Warranty Liabilities

Warranty liabilities arise when a seller agrees to fix a product (or service) that fails to perform as expected within a specified period. To ensure conformity with the matching principle, the seller reports expected warranty expense in the period when revenue from the sale is reported.

At the end of the period, the company will show an existing liability for the warranty costs it estimates to make in future years to customers. Supplies and labor required to honor this service agreement are recorded when service is provided to. The accountant would not try to go back and correct this estimate if it proves to be wrong; the accountant merely watches the estimates and actual service costs and adjusts future estimates accordingly.

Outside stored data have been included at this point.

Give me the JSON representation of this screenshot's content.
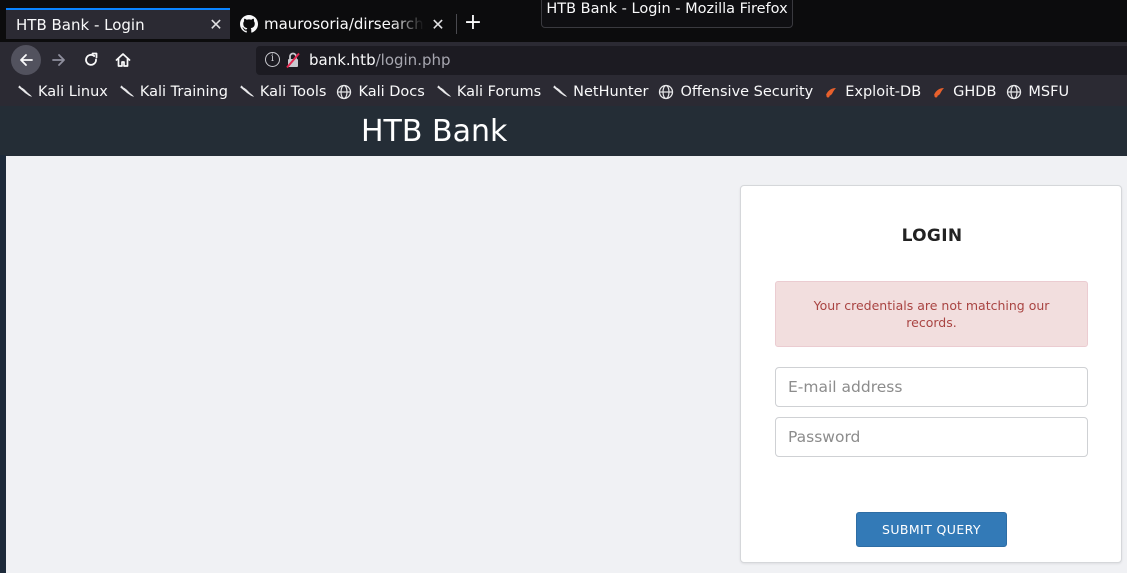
{
  "browser": {
    "tabs": [
      {
        "label": "HTB Bank - Login",
        "active": true
      },
      {
        "label": "maurosoria/dirsearch: W",
        "active": false
      }
    ],
    "tooltip": "HTB Bank - Login - Mozilla Firefox",
    "url": {
      "host": "bank.htb",
      "path": "/login.php"
    },
    "bookmarks": [
      {
        "label": "Kali Linux",
        "icon": "kali-dragon-icon"
      },
      {
        "label": "Kali Training",
        "icon": "kali-dragon-icon"
      },
      {
        "label": "Kali Tools",
        "icon": "kali-dragon-icon"
      },
      {
        "label": "Kali Docs",
        "icon": "globe-icon"
      },
      {
        "label": "Kali Forums",
        "icon": "kali-dragon-icon"
      },
      {
        "label": "NetHunter",
        "icon": "kali-dragon-icon"
      },
      {
        "label": "Offensive Security",
        "icon": "globe-icon"
      },
      {
        "label": "Exploit-DB",
        "icon": "exploitdb-icon"
      },
      {
        "label": "GHDB",
        "icon": "exploitdb-icon"
      },
      {
        "label": "MSFU",
        "icon": "globe-icon"
      }
    ]
  },
  "page": {
    "site_title": "HTB Bank",
    "login": {
      "title": "LOGIN",
      "error": "Your credentials are not matching our records.",
      "email_placeholder": "E-mail address",
      "password_placeholder": "Password",
      "submit_label": "SUBMIT QUERY"
    }
  },
  "colors": {
    "header": "#242d36",
    "accent": "#0a84ff",
    "button": "#337ab7",
    "alert_bg": "#f2dede",
    "alert_text": "#a94442"
  }
}
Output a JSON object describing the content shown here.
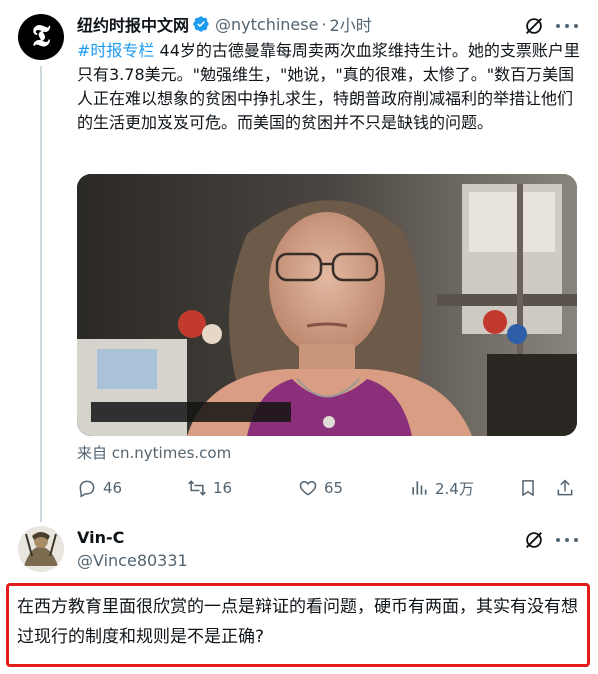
{
  "tweet": {
    "author_name": "纽约时报中文网",
    "handle": "@nytchinese",
    "separator": "·",
    "time": "2小时",
    "avatar_letter": "𝕿",
    "hashtag": "#时报专栏",
    "text": " 44岁的古德曼靠每周卖两次血浆维持生计。她的支票账户里只有3.78美元。\"勉强维生，\"她说，\"真的很难，太惨了。\"数百万美国人正在难以想象的贫困中挣扎求生，特朗普政府削减福利的举措让他们的生活更加岌岌可危。而美国的贫困并不只是缺钱的问题。",
    "source": "来自 cn.nytimes.com",
    "actions": {
      "replies": "46",
      "reposts": "16",
      "likes": "65",
      "views": "2.4万"
    },
    "icons": {
      "verified": "verified-badge-icon",
      "grok": "grok-icon",
      "more": "more-icon",
      "reply": "reply-icon",
      "repost": "repost-icon",
      "like": "like-icon",
      "views": "views-icon",
      "bookmark": "bookmark-icon",
      "share": "share-icon"
    }
  },
  "reply": {
    "author_name": "Vin-C",
    "handle": "@Vince80331",
    "text": "在西方教育里面很欣赏的一点是辩证的看问题，硬币有两面，其实有没有想过现行的制度和规则是不是正确?"
  },
  "colors": {
    "accent": "#1d9bf0",
    "secondary_text": "#536471",
    "highlight_border": "#e31b1b"
  }
}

Example Estimated Warranty Liability Problem:

During 2004, A Small Business Hardware company introduces a new product carrying a two-year warrranty. The estimated warranty costs are 4% of dollar sales. Sales and actual warranty expenditures for the years ended December 31, 2004 and 2005 follows:

Sales Actual Warranty expense
2004 $ 800,000 $21,000
2005 $ 1,000,000 $31,000



Set up a T-account for Estimated Warranty Liability:


EWL
-------------------
24000 | 32000
30000 | 40000
--------------------
| 18000

The 24000 and 30000 are the actual amount of money that the hardware company used to repair the stuff and the 32000 and 40000 are found by multiplying the 4% by the sales for that year, which is the Estimated warranty liability, or the amount of money the hardware company estimates that it will need to repair the hardware product. So the company is subtracting the "actual" money used for the amount of money the company estimated it would use.